Moi j’en ai fait un plat! J’en rigole aujourd’hui. Il m’a servi à chercher et à comprendre, à couper les cheveux en quatre, à reproduire à l’envi les comportements conditionnés, à exceller dans les stratégies d’adaptation pour me conformer, à déguiser les solutions en problèmes. J’en ai passé du temps, comme un disque rayé à ressasser le même morceau ! C’est aussi grâce à sa capacité de veille permanente que j’ai fait le grand saut sans parachute : ne plus chercher à comprendre et ne plus expliquer, tout lâcher sans peur ni résistance, et seulement accepter.
Quand la lumière éblouit, il est bon de s’en passer, un petit peu et de s’y adapter progressivement. Là est peut-être sa mission…dévoiler.

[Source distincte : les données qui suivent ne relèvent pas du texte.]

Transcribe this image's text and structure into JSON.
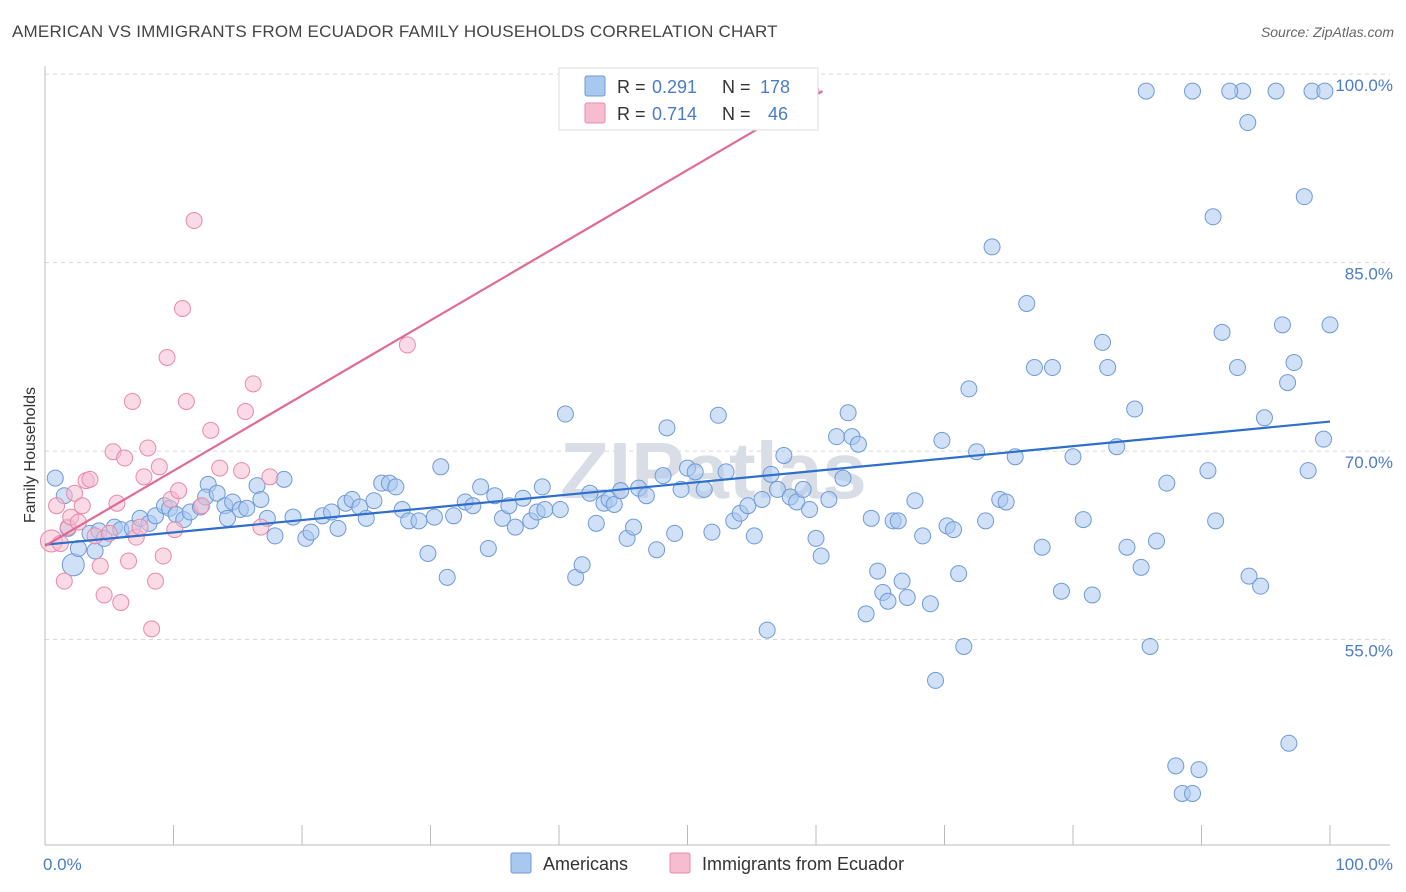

L’ego est cet angle mort, l’ombre à la lumière, on peut bien passer son temps à le nommer, à le chercher sans le voir mais au fondement de notre être, ce qu’il révèle, c’est notre volonté profonde à faire avec -plus que de s’en passer- car c’est impossible. On le remarque, on l’observe, on est en droit de se demander : En quoi il est notre atout le plus contemporain pour faire société, de soi à Soi ? Allez ! Soyons jazzy car « Eveythbody wants to live together, why can’t we be together. » Sade(2)
“Notre peur la plus profonde n’est-elle pas d’être insuffisant, notre peur la plus profonde est d’être puissant au-delà de toute limite. C’est notre lumière, pas notre part d’ombre, qui nous effraie le plus“.(3)
C’est bel et bien ici que l’on se retrouve, sous les feux de la rampe céleste…convoqués à l’appel de notre vocation, sobre et simple.
«Our deepest fear is not that we are inadequate, our deepest fear is that we are powerful beyond measure.»